I thought that this week I would try something a bit different to spark a conversation and perhaps get some deeper understanding of issues we are all dealing with or probably will be soon.
Over the past almost two weeks I have been in Europe leading workshops, working with a few clients, and presenting to recruiters from Germany, France, the U.K., and The Netherlands. We all face the same issues. Some of these are generational differences, an aging workforce, lack of loyalty, difficulty to engage and attract new college graduates, the economic recession, and growing talent needs in some areas with meltdowns in others.
I picked out one challenging area: that of how to deal with diversity and the generations.
In a workshop I held a couple of days ago, one of the scenarios we grappled with was whether diversity is growing or lessening and the role generational differences play. I presented them with the following scenarios and asked them to discuss (argue?) and challenge each other on which of these is closer to their experience and belief.
I asked them to get data to support their positions and look at the generational issues on a macro scale as well as on a local or personal level. For example, it is a fact that there are more countries in the world than ever. Large unions, such as the Soviet Union, have broken into smaller countries and others have fractured within themselves.
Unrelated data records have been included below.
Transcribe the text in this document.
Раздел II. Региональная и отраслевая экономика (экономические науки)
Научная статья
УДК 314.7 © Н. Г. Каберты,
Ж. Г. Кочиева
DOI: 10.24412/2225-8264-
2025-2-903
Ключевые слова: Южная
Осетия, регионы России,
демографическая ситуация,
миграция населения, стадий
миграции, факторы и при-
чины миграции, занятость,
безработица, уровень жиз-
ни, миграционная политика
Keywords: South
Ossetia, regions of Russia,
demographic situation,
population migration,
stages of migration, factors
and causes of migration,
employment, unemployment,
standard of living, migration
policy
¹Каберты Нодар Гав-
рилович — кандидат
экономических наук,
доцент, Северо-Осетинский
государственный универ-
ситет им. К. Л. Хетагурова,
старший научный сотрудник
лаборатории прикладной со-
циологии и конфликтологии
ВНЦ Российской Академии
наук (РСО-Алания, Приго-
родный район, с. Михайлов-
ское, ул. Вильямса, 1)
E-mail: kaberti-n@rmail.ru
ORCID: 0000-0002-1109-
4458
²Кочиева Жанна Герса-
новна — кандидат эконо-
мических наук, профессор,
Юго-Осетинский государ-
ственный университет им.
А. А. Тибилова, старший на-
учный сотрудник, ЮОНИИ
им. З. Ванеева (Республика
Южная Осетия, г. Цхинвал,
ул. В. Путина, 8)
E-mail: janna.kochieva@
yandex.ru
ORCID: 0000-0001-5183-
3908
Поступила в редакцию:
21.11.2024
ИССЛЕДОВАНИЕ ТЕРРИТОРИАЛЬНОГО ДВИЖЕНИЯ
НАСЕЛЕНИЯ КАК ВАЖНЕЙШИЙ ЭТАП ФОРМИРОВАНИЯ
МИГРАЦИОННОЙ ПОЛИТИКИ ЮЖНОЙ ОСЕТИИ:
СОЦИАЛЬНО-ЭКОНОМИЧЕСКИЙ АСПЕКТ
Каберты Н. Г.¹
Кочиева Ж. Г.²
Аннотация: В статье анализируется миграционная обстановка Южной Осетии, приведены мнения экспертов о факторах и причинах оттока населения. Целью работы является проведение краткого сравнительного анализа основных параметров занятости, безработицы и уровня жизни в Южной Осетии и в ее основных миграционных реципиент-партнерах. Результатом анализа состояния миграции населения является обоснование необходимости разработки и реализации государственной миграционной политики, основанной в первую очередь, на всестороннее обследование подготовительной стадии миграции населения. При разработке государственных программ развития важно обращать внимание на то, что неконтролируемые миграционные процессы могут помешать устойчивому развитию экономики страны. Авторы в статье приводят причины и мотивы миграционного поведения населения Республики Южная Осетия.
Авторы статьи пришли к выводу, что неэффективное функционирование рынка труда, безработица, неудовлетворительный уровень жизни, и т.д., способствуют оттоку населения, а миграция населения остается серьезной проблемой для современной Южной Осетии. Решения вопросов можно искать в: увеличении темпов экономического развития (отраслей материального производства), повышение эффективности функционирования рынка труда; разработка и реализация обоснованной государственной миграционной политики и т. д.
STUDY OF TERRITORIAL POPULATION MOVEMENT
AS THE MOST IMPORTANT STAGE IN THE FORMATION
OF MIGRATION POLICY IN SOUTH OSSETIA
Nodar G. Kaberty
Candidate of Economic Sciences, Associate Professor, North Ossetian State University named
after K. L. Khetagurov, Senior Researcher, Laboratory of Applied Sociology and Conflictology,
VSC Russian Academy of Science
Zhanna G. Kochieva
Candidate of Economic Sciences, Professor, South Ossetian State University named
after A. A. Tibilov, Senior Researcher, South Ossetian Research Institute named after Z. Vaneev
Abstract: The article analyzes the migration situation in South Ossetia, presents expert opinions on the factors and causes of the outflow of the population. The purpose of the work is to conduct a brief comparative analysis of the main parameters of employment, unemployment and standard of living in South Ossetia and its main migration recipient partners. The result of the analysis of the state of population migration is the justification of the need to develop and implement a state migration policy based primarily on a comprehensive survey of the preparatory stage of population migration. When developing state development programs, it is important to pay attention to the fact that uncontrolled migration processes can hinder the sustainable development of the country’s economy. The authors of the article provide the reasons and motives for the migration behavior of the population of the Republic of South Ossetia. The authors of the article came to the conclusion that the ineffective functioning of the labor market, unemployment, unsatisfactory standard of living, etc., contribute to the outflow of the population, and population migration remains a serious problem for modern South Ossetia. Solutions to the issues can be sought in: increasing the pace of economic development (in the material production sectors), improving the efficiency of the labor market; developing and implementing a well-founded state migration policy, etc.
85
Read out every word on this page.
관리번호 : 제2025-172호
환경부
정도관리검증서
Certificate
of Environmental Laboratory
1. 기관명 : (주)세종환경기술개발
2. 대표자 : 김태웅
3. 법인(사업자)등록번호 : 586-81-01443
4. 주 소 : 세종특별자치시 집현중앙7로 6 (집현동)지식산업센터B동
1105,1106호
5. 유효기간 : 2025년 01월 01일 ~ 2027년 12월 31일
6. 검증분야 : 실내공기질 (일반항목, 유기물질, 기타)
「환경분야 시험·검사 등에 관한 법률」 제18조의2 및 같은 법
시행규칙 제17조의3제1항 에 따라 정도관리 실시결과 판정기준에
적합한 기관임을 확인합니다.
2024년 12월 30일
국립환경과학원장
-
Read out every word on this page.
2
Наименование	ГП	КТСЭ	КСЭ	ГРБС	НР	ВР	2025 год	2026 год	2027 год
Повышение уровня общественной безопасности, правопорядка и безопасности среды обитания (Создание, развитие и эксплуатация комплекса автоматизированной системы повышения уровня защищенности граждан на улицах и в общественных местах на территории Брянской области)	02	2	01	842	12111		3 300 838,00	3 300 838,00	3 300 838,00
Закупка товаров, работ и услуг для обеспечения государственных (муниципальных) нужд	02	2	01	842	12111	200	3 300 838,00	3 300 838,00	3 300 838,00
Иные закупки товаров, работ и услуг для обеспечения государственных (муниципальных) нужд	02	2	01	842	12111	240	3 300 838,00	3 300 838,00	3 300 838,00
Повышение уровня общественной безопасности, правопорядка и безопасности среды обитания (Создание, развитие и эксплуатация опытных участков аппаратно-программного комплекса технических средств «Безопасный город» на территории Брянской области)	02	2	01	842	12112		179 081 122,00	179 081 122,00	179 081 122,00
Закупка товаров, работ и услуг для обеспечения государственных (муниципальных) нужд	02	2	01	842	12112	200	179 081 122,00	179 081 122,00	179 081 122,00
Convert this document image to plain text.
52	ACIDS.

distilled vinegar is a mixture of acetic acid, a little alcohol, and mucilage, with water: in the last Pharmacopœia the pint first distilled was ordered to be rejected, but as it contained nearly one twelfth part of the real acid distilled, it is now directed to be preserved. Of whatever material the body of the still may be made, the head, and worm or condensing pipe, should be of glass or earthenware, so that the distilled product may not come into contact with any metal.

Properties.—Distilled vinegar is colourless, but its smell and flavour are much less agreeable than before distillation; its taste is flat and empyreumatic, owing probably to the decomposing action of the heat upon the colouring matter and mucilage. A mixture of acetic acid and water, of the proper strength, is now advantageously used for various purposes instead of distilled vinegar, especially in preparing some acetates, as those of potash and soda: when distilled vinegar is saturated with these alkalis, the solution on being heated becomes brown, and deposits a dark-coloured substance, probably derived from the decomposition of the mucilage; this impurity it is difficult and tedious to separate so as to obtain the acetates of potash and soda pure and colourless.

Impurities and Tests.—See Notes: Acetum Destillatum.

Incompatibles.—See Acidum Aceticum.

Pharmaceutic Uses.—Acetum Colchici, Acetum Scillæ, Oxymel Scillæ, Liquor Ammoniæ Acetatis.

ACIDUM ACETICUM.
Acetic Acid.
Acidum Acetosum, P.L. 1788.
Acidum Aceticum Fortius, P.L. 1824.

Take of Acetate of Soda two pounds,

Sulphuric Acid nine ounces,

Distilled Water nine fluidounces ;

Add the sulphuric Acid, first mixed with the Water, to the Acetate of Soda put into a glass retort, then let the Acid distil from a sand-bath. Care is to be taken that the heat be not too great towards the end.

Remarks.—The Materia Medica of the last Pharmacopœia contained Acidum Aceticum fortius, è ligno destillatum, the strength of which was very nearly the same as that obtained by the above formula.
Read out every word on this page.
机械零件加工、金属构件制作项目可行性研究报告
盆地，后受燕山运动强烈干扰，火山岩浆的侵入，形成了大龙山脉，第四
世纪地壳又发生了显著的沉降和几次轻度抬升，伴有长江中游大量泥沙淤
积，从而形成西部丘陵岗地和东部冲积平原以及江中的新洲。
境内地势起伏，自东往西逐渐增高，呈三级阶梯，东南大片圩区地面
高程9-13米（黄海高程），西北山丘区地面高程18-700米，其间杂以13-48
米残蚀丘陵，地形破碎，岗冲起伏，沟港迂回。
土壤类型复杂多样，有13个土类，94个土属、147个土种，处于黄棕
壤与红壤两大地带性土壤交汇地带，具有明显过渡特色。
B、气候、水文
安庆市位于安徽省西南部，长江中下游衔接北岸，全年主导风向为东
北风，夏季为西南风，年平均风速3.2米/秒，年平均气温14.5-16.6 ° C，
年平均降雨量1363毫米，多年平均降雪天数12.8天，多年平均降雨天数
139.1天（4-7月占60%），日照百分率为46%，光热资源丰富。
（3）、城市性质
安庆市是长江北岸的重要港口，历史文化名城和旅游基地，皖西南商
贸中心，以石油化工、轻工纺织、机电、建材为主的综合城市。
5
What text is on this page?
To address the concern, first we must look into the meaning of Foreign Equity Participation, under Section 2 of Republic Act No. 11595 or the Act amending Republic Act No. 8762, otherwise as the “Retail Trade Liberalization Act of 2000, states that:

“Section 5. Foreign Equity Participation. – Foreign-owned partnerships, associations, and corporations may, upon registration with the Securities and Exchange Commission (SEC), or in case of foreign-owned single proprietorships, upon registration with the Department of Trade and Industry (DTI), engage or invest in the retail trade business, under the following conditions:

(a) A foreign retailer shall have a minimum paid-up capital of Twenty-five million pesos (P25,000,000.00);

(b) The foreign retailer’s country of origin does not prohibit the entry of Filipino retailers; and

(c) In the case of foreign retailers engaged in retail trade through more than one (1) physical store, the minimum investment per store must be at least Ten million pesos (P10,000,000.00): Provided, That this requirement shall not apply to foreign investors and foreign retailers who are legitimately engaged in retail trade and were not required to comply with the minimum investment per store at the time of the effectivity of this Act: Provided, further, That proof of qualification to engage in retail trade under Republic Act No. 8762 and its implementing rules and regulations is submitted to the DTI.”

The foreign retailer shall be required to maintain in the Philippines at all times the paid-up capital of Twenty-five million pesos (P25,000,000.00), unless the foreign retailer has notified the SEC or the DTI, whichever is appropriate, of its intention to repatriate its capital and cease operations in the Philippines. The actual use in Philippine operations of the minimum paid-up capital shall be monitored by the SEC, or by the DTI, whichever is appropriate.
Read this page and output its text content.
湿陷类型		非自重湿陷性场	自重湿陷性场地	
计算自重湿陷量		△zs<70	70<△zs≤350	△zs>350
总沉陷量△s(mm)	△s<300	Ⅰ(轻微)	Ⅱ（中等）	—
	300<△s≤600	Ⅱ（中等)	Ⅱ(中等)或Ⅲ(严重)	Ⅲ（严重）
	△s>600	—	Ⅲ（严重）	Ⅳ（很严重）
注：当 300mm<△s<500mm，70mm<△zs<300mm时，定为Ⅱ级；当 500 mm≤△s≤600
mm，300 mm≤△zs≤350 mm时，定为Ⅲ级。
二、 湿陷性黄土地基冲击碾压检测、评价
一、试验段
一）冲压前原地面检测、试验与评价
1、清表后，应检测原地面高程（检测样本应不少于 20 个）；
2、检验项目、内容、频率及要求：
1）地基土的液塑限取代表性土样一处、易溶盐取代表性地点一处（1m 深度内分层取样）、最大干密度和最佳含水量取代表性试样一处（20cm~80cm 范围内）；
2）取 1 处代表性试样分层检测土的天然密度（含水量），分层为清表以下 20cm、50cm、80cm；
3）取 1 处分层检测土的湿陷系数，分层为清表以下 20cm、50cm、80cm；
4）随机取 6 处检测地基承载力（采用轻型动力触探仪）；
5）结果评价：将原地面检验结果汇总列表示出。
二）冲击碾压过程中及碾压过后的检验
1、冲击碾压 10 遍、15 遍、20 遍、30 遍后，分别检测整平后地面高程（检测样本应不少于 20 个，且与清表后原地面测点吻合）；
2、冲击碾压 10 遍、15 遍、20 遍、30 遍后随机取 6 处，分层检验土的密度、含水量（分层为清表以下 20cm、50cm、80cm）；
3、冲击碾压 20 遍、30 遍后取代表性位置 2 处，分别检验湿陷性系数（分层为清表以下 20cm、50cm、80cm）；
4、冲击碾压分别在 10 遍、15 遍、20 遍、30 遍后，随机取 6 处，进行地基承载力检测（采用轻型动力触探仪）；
We also know that people are more mobile than ever and that many young people have traveled to, lived in, and worked in many countries.
Read the two views expressed below and then let us know what you think. This might be a great discussion for your weekly staffing meeting or for an offsite.
Your opinions will shed light and provide examples that will help us all decide which of these is most likely to be the reality. Or you may decide that the reality is some sort of fusion of the two or even something entirely different.
What do you think? What are implications for recruiting and development? Will recruiting these younger people be a significant challenge or just the same as usual? How will our views of diversity evolve?
View One: Gen Y and the generation following, often called Gen M for mobile, don’t carry the same baggage about gender, ethnicity, and other surface differences between people. They grew up with more awareness about different learning and communication styles and many of them are of mixed heritage/cultures themselves. Over the next few years, we will chuckle at the conflicts and issues that challenged us in the Twentieth Century. We will overlook physical differences, cultural and language differences, and embrace each other’s strengths. We have elected a President who is half white and half black. He bridges divides and unites us in the process. This will be the direction of the world.
View Two: While the “surface” diversity of sex, color, and ethnicity decrease, new differences emerge. Religious and cultural differences are growing every day and some parts of the world are polarizing. Rather than less diversity, we are discovering more and more areas of difference and are latching onto those differences to discriminate in many ways. Shiites, Sunis, and Kurds cannot find common ground. Religious sects are proliferating. Rather than become one, we are becoming ever more fragmented. We have learned how to hide our feelings, but express them in nuanced ways. Recruiting diverse people will be very hard and there may be conflicts that we haven’t anticipated. The world is more fragmented than ever.